Ever played the sims? Mathematical knowledge is unlike any other knowledge, its truths are objective not subjective and independent of human bias. Maths appears to be an underlying level to the universe that determines it's rules and laws. But how and why are we able to access this immaterial level to reality?
One possibility is that we live in a computer simulation based on the laws of mathematics not actually in what we perceive to be the real world. According to this theory, some highly advanced computer programmer has devised this simulation, and we are unknowingly part of it. Thus when we discover a mathematical truth, we simply discover aspects of the code being used.
As strange as it may sound, we may in fact be more likely to be in such a simulation than not. If such complex simulations are possible, then eventually people will create them and presumably many of them. If this is so, in time there will be many more simulated worlds than non-simulated ones, so statistically we are more likely to be living in a simulated world than the real one.
Are we ready to take the red pill and see how deep the rabbit hole goes?
In a recent paper, Constraints on the Universe as a Numerical Simulation, the physicists Silas R. Beane, Zohreh Davoudi and Martin J. Savage outline a possible method for detecting if our world is actually a computer simulation. Physicists have been creating their own computer simulations for years, on a tiny scale. They use a three-dimensional grid to model a minute chunk of the universe, then they run the program to see what happens. This way, they have been able to simulate the motion and collisions of elementary atomic particles.
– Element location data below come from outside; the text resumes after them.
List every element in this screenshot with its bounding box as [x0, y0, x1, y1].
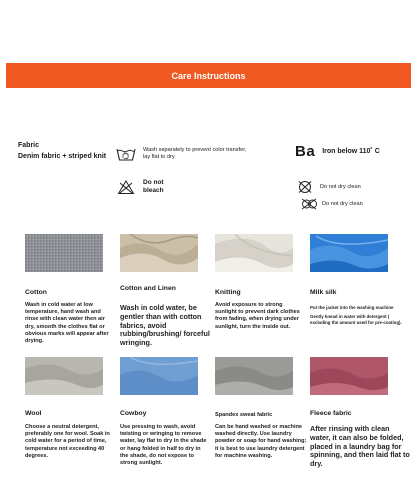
- milk-silk-note: Put the jacket into the washing machine: [310, 305, 394, 310]
- care-iron-row: [295, 143, 380, 160]
- knitting-swatch: [215, 234, 293, 272]
- cowboy-swatch: [120, 357, 198, 395]
- do-not-bleach-icon: [116, 178, 136, 196]
- iron-mark: Ba: [295, 143, 316, 160]
- dry-clean-text-2: Do not dry clean: [322, 200, 363, 207]
- banner-title: Care Instructions: [171, 70, 246, 81]
- cotton-linen-swatch: [120, 234, 198, 272]
- dry-clean-text-1: Do not dry clean: [320, 183, 361, 190]
- care-instructions-banner: [6, 63, 411, 88]
- cotton-title: Cotton: [25, 289, 47, 296]
- care-dryclean-row-2: [299, 195, 370, 213]
- spandex-swatch: [215, 357, 293, 395]
- care-bleach-row: [116, 178, 183, 196]
- cotton-linen-title: Cotton and Linen: [120, 285, 176, 292]
- bleach-text: Do not bleach: [143, 179, 164, 194]
- fabric-label: Fabric: [18, 142, 40, 149]
- iron-text: Iron below 110˚ C: [322, 148, 380, 155]
- cowboy-title: Cowboy: [120, 410, 147, 417]
- cotton-swatch: [25, 234, 103, 272]
- wool-title: Wool: [25, 410, 42, 417]
- fabric-info: [18, 141, 113, 161]
- fleece-swatch: [310, 357, 388, 395]
- do-not-dry-clean-icon: [299, 195, 319, 213]
- wool-desc: Choose a neutral detergent, preferably one for wool. Soak in cold water for a period of time, temperature not exceeding 40 degrees.: [25, 424, 110, 459]
- do-not-dry-clean-icon: [295, 178, 315, 196]
- wool-swatch: [25, 357, 103, 395]
- fleece-title: Fleece fabric: [310, 410, 352, 417]
- cowboy-desc: Use pressing to wash, avoid twisting or wringing to remove water, lay flat to dry in the shade or hang folded in half to dry in the shade, do not expose to strong sunlight.: [120, 424, 207, 467]
- milk-silk-swatch: [310, 234, 388, 272]
- milk-silk-desc: Gently knead in water with detergent ( excluding the amount used for pre-coating).: [310, 314, 402, 325]
- care-wash-row: [116, 145, 266, 163]
- cotton-desc: Wash in cold water at low temperature, hand wash and rinse with clean water then air dry, smooth the clothes flat or obvious marks will appear after drying.: [25, 302, 109, 345]
- fabric-value: Denim fabric + striped knit: [18, 153, 107, 160]
- knitting-title: Knitting: [215, 289, 241, 296]
- cotton-linen-desc: Wash in cold water, be gentler than with cotton fabrics, avoid rubbing/brushing/ forceful wringing.: [120, 303, 210, 348]
- care-dryclean-row-1: [295, 178, 370, 196]
- milk-silk-title: Milk silk: [310, 289, 337, 296]
- spandex-desc: Can be hand washed or machine washed directly. Use laundry powder or soap for hand washing; it is best to use laundry detergent for machine washing.: [215, 424, 307, 459]
- spandex-title: Spandex sweat fabric: [215, 412, 273, 418]
- hand-wash-icon: [116, 145, 136, 163]
- fleece-desc: After rinsing with clean water, it can also be folded, placed in a laundry bag for spinning, and then laid flat to dry.: [310, 424, 410, 469]
- knitting-desc: Avoid exposure to strong sunlight to prevent dark clothes from fading, when drying under sunlight, turn the inside out.: [215, 302, 300, 330]
- wash-text: Wash separately to prevent color transfer, lay flat to dry: [143, 147, 247, 160]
But these computer simulations generate slight but distinctive anomalies. Could we be able to detect these same distinctive anomalies in the actual universe? In their paper, they suggest that a closer look at cosmic rays, those high-energy particles coming to Earth's atmosphere from outside the solar system, may reveal similar asymmetries. If so, this would indicate that we may ourselves be in someone else's computer simulation. But whose?
Do you think that's oxygen you're breathing?